La escalera anunciaba cada uno de mis pasos hasta llegar al piso superior; una vez arriba, frente a mí se presentaba el largo pasillo a oscuras, en cuyo extremo estaba el cuarto de baño. La luna se reflejaba por las ventanas en el suelo de baldosas blancas y negras, lo que hacía posible andar sin encender las luces. Cuando estaba a punto de llegar a mi meta, una voz se escapó del dormitorio a la izquierda del servicio:

–         ¿Juan? ¿Eres tú? ¿Aún estáis despiertos?

Me asomé a la puerta entreabierta, si bien la oscuridad allí era total.

–         Sí, digo, no, quiero decir… Sólo he subido porque tenía que ir al baño.

–         Al baño, ¿eh? Es un poco tarde, qué estaréis viendo en la televisión a estas horas… – respondió en un tono cargado de burla, con una cadencia que me hizo sospechar que había bebido.

–         Ahora echanla NBAen directo, como allí en EE.UU. serán las…

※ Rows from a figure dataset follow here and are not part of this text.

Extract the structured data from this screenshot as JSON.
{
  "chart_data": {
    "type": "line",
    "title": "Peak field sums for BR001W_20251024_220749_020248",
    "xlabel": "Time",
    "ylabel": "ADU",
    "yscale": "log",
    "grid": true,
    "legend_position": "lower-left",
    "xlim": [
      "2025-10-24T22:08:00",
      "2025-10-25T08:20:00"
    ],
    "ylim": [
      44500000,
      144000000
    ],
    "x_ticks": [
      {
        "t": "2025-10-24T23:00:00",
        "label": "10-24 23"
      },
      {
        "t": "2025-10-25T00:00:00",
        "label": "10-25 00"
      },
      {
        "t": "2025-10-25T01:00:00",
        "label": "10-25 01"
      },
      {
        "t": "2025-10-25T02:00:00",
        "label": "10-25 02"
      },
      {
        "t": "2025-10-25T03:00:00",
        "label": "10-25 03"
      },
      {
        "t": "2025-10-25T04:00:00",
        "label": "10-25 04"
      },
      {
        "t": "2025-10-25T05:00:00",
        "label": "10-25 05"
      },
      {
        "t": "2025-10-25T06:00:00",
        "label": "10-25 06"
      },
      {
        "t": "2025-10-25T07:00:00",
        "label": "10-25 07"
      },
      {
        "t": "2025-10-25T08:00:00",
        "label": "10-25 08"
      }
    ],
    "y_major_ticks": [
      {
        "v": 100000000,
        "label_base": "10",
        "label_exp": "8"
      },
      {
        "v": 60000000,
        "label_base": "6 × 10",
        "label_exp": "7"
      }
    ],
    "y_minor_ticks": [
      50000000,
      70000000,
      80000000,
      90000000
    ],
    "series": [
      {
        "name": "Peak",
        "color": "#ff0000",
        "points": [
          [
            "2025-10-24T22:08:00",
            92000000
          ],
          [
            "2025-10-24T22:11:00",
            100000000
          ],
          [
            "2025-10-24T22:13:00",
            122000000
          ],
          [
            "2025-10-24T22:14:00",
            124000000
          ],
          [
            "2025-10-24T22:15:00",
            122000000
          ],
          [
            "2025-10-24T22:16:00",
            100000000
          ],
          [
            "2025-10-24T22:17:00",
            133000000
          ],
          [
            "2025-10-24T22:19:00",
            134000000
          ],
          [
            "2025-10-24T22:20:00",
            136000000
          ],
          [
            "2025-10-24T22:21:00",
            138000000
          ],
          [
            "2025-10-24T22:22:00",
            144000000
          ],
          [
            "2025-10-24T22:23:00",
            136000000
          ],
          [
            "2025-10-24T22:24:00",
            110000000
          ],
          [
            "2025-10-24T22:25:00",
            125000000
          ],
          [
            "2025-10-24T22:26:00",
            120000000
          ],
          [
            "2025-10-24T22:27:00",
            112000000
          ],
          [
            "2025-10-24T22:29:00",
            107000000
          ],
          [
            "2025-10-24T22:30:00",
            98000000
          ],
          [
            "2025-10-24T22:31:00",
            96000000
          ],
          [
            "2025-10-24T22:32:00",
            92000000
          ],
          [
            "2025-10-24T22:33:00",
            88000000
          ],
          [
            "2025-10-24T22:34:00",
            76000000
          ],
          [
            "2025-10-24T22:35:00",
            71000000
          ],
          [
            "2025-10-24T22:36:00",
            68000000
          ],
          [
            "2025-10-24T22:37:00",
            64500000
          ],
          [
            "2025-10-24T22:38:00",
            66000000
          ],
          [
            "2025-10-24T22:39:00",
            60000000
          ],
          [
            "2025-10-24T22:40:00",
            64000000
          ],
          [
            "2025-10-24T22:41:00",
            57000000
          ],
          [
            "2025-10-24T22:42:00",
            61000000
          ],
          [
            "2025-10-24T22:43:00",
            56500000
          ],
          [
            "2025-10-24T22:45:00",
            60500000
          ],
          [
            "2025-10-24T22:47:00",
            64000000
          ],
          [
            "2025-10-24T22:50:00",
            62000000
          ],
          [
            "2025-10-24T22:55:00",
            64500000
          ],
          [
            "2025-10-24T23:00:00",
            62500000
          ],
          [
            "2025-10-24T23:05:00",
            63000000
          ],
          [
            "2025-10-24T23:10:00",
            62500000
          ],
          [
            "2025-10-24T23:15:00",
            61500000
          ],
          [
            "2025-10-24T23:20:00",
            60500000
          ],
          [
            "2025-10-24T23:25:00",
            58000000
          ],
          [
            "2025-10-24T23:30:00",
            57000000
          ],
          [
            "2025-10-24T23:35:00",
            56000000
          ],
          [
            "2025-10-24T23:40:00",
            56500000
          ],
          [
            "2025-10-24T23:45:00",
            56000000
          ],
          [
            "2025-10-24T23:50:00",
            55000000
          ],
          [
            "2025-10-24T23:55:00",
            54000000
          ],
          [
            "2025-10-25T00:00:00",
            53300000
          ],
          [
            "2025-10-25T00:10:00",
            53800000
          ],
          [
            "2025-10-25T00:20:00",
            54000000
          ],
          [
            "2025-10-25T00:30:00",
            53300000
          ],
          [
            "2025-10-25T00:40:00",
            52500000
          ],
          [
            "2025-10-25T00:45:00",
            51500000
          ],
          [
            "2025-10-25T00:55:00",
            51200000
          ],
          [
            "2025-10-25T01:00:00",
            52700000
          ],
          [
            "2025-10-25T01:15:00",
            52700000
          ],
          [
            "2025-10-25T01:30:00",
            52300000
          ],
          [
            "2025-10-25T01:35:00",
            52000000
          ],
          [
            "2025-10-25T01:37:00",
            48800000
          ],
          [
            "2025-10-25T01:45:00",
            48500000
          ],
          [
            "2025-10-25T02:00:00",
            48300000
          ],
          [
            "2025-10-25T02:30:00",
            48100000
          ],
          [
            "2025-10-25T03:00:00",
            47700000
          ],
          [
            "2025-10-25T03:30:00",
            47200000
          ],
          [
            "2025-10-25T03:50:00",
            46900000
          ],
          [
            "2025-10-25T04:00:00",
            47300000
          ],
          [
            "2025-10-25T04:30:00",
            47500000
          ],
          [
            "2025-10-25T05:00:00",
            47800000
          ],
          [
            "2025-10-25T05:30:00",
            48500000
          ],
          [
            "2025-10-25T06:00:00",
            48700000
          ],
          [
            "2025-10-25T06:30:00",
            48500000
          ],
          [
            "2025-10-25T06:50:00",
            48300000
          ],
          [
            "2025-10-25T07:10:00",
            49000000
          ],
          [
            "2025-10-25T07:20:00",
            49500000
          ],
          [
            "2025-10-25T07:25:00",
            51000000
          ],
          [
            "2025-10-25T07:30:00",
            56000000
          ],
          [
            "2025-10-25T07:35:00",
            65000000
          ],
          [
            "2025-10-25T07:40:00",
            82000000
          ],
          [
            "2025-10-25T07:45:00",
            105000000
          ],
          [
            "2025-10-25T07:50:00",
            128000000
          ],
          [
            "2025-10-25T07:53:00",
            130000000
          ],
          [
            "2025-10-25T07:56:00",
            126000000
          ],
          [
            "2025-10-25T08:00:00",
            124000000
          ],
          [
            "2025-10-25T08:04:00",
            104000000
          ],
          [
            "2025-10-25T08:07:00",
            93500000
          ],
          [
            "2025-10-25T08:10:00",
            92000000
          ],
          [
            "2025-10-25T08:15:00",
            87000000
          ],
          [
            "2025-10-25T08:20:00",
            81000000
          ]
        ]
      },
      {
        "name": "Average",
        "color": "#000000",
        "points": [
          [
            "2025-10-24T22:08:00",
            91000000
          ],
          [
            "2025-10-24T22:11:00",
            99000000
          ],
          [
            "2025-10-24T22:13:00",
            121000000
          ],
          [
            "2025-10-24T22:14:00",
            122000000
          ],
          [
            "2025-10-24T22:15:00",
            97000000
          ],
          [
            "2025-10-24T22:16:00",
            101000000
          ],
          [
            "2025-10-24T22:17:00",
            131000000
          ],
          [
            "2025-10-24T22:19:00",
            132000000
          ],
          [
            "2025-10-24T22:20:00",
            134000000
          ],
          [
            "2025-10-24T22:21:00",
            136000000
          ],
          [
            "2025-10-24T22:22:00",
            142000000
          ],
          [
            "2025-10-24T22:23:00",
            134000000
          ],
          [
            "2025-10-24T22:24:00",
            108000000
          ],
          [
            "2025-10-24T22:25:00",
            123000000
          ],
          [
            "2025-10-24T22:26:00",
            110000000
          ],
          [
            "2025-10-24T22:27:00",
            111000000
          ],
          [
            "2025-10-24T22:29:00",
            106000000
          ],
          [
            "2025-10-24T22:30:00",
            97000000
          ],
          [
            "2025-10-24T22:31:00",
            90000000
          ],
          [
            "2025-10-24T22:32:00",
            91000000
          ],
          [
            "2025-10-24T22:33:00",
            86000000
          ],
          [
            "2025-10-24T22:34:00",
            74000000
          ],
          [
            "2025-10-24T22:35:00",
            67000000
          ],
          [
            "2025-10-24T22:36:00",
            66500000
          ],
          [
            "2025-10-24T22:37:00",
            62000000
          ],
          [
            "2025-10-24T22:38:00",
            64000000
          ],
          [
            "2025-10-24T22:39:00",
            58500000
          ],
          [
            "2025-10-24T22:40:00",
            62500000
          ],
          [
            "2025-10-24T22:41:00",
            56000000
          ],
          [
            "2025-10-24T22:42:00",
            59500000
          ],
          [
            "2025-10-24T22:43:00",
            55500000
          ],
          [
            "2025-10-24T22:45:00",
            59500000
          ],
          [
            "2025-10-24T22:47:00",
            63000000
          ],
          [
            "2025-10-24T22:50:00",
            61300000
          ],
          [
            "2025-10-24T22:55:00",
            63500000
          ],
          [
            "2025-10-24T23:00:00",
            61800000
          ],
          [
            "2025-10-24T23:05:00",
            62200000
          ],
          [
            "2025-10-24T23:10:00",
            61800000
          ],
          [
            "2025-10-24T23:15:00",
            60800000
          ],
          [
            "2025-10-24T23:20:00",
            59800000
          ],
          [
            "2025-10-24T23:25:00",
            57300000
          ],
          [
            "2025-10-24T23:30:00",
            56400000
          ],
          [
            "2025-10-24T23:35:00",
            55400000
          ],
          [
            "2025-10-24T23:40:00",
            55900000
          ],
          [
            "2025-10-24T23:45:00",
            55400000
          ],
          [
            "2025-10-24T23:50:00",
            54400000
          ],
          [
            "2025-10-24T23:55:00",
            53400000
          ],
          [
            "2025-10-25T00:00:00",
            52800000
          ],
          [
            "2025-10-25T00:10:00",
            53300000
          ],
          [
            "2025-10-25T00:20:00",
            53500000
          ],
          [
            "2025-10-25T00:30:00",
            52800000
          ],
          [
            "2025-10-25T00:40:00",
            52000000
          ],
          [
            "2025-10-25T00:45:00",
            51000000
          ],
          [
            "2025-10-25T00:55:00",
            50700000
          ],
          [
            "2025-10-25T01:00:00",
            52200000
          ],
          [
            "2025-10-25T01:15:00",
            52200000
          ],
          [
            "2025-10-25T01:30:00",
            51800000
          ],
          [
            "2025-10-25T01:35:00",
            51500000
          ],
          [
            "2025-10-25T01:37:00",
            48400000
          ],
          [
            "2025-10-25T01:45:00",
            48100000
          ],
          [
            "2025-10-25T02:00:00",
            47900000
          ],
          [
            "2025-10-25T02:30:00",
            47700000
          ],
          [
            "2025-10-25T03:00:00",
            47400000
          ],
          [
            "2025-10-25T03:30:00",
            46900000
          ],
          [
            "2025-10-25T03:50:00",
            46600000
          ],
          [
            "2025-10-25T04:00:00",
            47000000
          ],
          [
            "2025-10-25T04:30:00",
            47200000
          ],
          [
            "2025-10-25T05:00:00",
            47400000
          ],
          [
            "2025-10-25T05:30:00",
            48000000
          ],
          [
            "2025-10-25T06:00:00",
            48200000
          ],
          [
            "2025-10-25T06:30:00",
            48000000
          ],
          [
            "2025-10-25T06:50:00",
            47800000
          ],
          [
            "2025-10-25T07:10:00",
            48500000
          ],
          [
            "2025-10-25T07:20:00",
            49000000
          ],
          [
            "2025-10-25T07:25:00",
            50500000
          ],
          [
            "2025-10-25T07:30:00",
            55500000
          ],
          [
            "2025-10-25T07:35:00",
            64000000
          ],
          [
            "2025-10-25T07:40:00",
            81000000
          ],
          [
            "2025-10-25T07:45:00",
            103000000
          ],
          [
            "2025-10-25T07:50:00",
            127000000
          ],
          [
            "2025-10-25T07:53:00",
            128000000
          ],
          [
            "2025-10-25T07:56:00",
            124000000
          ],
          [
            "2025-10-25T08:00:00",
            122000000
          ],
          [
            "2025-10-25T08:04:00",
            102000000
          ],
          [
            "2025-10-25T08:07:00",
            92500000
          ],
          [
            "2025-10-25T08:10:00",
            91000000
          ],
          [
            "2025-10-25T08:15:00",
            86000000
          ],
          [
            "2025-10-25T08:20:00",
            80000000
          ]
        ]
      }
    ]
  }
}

–         El baloncesto, claro – me interrumpió, y soltó una leve risita-. Te conozco desde que eras tan pequeño… El calladito de Juan, está hecho todo un hombre. ¿Tienes ya novia?

–         Bueno, alguna hay por ahí – mi voz temblaba al mentir mientras la negrura de aquella habitación no cesaba en su interrogatorio.

–         Alguna, dice. Seguro que tienes a unas cuantas loquitas por ti, ¿a que sí? El tiempo pasa tan deprisa… ¿Crees que no me he dado cuenta de cómo me miráis tú y tus amigos cuando venís a casa?

En ese momento, comencé a temblar mientras notaba como mi cara se encendía de tal forma que sentía evaporar mi sudor. Yo seguía inmóvil, agarrado tan fuerte al pomo de la puerta que me hacía daño, mareado por el conjunto que formaban la cerveza, aquella voz y la falta de visión, sin dar crédito al momento congelado en el que me encontraba, hasta que otra voz, desde el comienzo del pasillo, también se unió al cuestionario:

–         Juan, ¿qué haces?

Salí corriendo, apartando a Óliver de un empujón, bajé las escaleras de caracol a oscuras, tropezando y agarrándome a la barandilla, crucé el salón, abrí la puerta y bajé a la planta baja y de allí salí de aquella casa a la que nunca más regresé. Mientras corría por el callejón, creí ver al padre de Óliver orinando en una esquina, aunque es lo único que no recuerdo con seguridad de aquella noche.